Procedural sedation is a practice to relieve pain, anxiety and suffering for patients undergoing painful medical procedures in Territorial Emergency-Urgency. It involves the administration of sedative or dissociative drugs with or without analgesic agents.
It is a practice performed by experienced personnel who have acquired skills in drug management, airway management and cardio-respiratory resuscitation, to cope with any complications.
The objective of procedural sedation through the administration of sedatives and / or analgesics is to achieve a decrease in the level of consciousness in order to tolerate pain and unpleasant procedures, maintaining preserved respiratory and cardiovascular functions.
The depth of sedation varies according to the type of patient and the procedure:
Minimal sedation: cognitive functions and coordination could be slightly impaired; respiratory and cardiovascular functions remain unharmed. It is used for minor procedures.
Moderate sedation: there is a depression of consciousness, the patient responds to verbal stimuli with or without tactile stimuli. Spontaneous ventilation and cardiovascular function are adequate.
Dissociative sedation: the patient is in a trance-like state of catalepsy characterized by analgesia and amnesia with maintenance of protective airway reflexes, spontaneous breathing and hemodynamic stability. The main drug for this condition is Ketamine.
Deep sedation: the patient has a depression of consciousness, he is not easily reawakened unless after prolonged and repeated painful stimuli. Respiratory function may be impaired and the patient may require ventilatory assistance. Cardiovascular function is maintained.
Drugs
Fentanyl: 1 – 3 mcg / kg IV → can be used for procedures requiring minimal sedation with high analgesia
Midazolam: 0.05 – 0.1 mg / kg IV → can be used for procedures requiring minimal or moderate sedation
Ketamine: 0.5 – 1 mg / kg IV → can be used for procedures that require dissociative sedation, particularly in the pediatric setting
Propofol: 0.5 – 1 mg / kg IV → followed by 0.5 mg / kg every 3 minutes if necessary, can be used for procedures that require moderate or profound sedation.
MEOPA, Equimolar mixture of oxygen and nitrous oxide, used for inhalation, can be used for procedures that require minimal sedation but is not easily feasible on the territory.
Inhaled methossiflurane may be a valid alternative in moderate and severe pain (3 ml repeatable).
TERRITORIAL APPLICATION SCENARIOS 118
Cardioversion:
fentanyl 1 mcg / kg
followed by midazolam 1-2 mg every 2 min up to a maximum of 5 mg halving doses in the elderly
SUTURE from superficial injury:
MEOPA especially in children
alternatively Ketamine 0.5-1mg / Kg via MAD
REDUCTION from FRACTURE:
F.entanyl: 1-3 mcg / Kg IV Midazolam: 0.05 – 0.1 mg / Kg IV
REDUCTION from DISLOCATION:
Midazolam: 0.05 – 0.1 mg / Kg IV
alternatively Propofol: 0.5-1 mg / Kg IV
MANEUVERING AND PROCEDURES NOT RECOMMENDED
Sedation must be carried out by experienced operators since the individual response is very variable from individual to individual. For this reason, too fast intravenous administration of the drug chosen according to the required sedative level should always be avoided.
It goes also avoided the summation of several drugs acting on the central nervous system and on the state of consciousness, perhaps previously taken by the patient.
Always avoid sedation without the possibility of immediate assistance to the airways and ventilation.
RECOMMENDATIONS – BEST PRACTICE
x If possible, use the Ramsey scale to evaluate the sedative level by reporting the value in the rescue card.

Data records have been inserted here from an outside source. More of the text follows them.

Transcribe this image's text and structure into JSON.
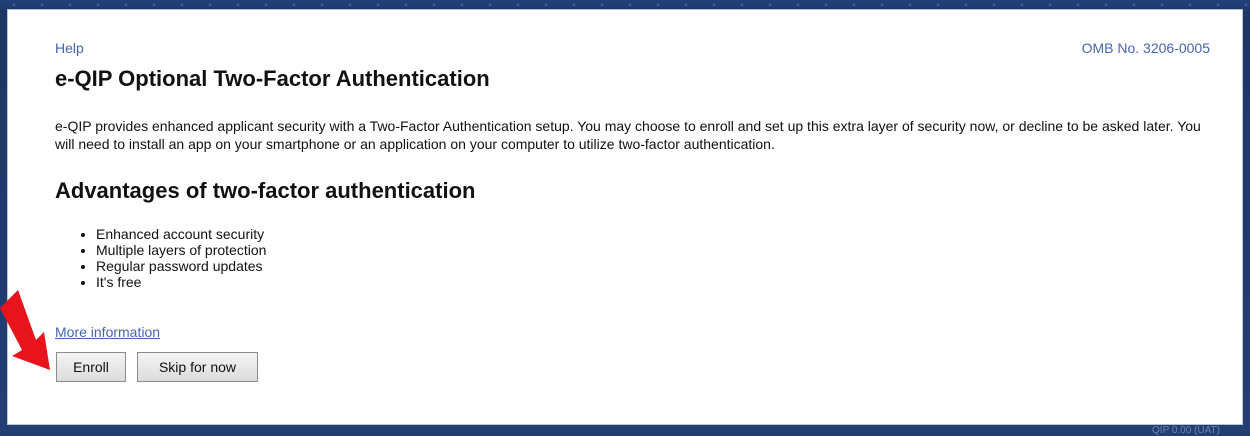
{
  "header": {
    "help_label": "Help",
    "omb_number": "OMB No. 3206-0005"
  },
  "main": {
    "title": "e-QIP Optional Two-Factor Authentication",
    "intro": "e-QIP provides enhanced applicant security with a Two-Factor Authentication setup. You may choose to enroll and set up this extra layer of security now, or decline to be asked later. You will need to install an app on your smartphone or an application on your computer to utilize two-factor authentication.",
    "advantages_title": "Advantages of two-factor authentication",
    "advantages": [
      "Enhanced account security",
      "Multiple layers of protection",
      "Regular password updates",
      "It's free"
    ],
    "more_info_label": "More information"
  },
  "actions": {
    "enroll_label": "Enroll",
    "skip_label": "Skip for now"
  },
  "footer": {
    "version_text": "QIP 0.00 (UAT)"
  },
  "colors": {
    "frame": "#1f3a6b",
    "link": "#4466b0",
    "arrow": "#e8141b"
  },
  "annotation": {
    "arrow_icon": "red-arrow-icon",
    "points_to": "enroll-button"
  }
}
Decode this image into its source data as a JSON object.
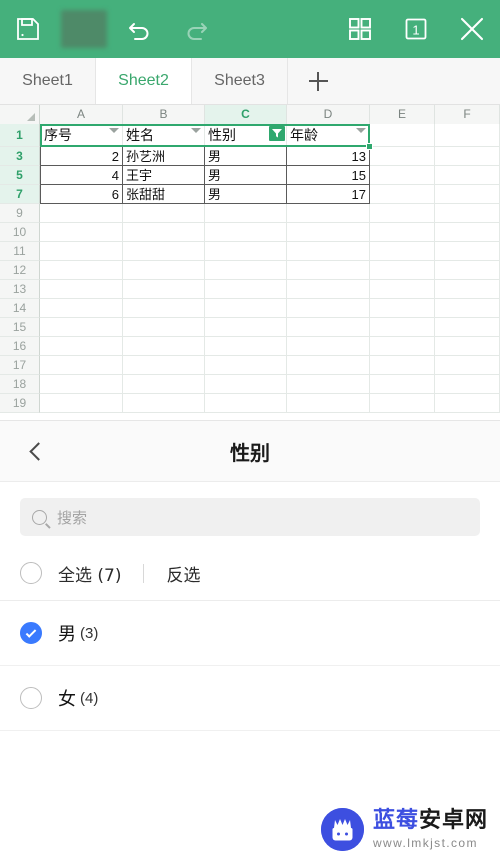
{
  "toolbar": {
    "save_label": "save-icon",
    "redacted_label": "",
    "undo_label": "undo-icon",
    "redo_label": "redo-icon",
    "grid_label": "grid-icon",
    "sheet_count_label": "1",
    "close_label": "close-icon",
    "bg_color": "#45b07c"
  },
  "sheets": {
    "tabs": [
      {
        "label": "Sheet1",
        "active": false
      },
      {
        "label": "Sheet2",
        "active": true
      },
      {
        "label": "Sheet3",
        "active": false
      }
    ],
    "add_label": "+"
  },
  "grid": {
    "columns": [
      "A",
      "B",
      "C",
      "D",
      "E",
      "F"
    ],
    "selected_column": "C",
    "header_row": {
      "row_number": "1",
      "cells": [
        "序号",
        "姓名",
        "性别",
        "年龄"
      ],
      "active_filter_column": "性别"
    },
    "rows": [
      {
        "row_number": "3",
        "cells": [
          "2",
          "孙艺洲",
          "男",
          "13"
        ]
      },
      {
        "row_number": "5",
        "cells": [
          "4",
          "王宇",
          "男",
          "15"
        ]
      },
      {
        "row_number": "7",
        "cells": [
          "6",
          "张甜甜",
          "男",
          "17"
        ]
      }
    ],
    "empty_row_numbers": [
      "9",
      "10",
      "11",
      "12",
      "13",
      "14",
      "15",
      "16",
      "17",
      "18",
      "19"
    ],
    "accent_color": "#2fa86e"
  },
  "filter_panel": {
    "back_label": "back-icon",
    "title": "性别",
    "search_placeholder": "搜索",
    "select_all_label": "全选 (7)",
    "invert_label": "反选",
    "select_all_checked": false,
    "options": [
      {
        "label": "男",
        "count": "(3)",
        "checked": true
      },
      {
        "label": "女",
        "count": "(4)",
        "checked": false
      }
    ],
    "checked_color": "#3a7afe"
  },
  "watermark": {
    "brand_blue": "蓝莓",
    "brand_dark": "安卓网",
    "url": "www.lmkjst.com"
  }
}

x Whenever possible, carry out sedation inside the medical cabin of the rescue vehicle, having prepared for any assistance (and possible control) of the airways and ventilation.
x Always carry out instrumental monitoring, at least oximetry.
x Use drugs for which you are most familiar, associating opioid with benzodiazepine (also exploiting the amnesic effect of the latter) and remembering that the combination of the two drugs will certainly give respiratory depression, in most cases manageable with non-invasive positive pressure ventilation (Ambu connected to oxygen source).
x If patient oxygenation is not sufficient with this type of ventilation, consider advanced airway management, or (especially if the patient was not fasting) awakening with the respective antidotes of the recommended medications. Also remember to pre-oxygenate the patient in the mask during preparation for cardioversion, even if he does not show signs of hypoxia.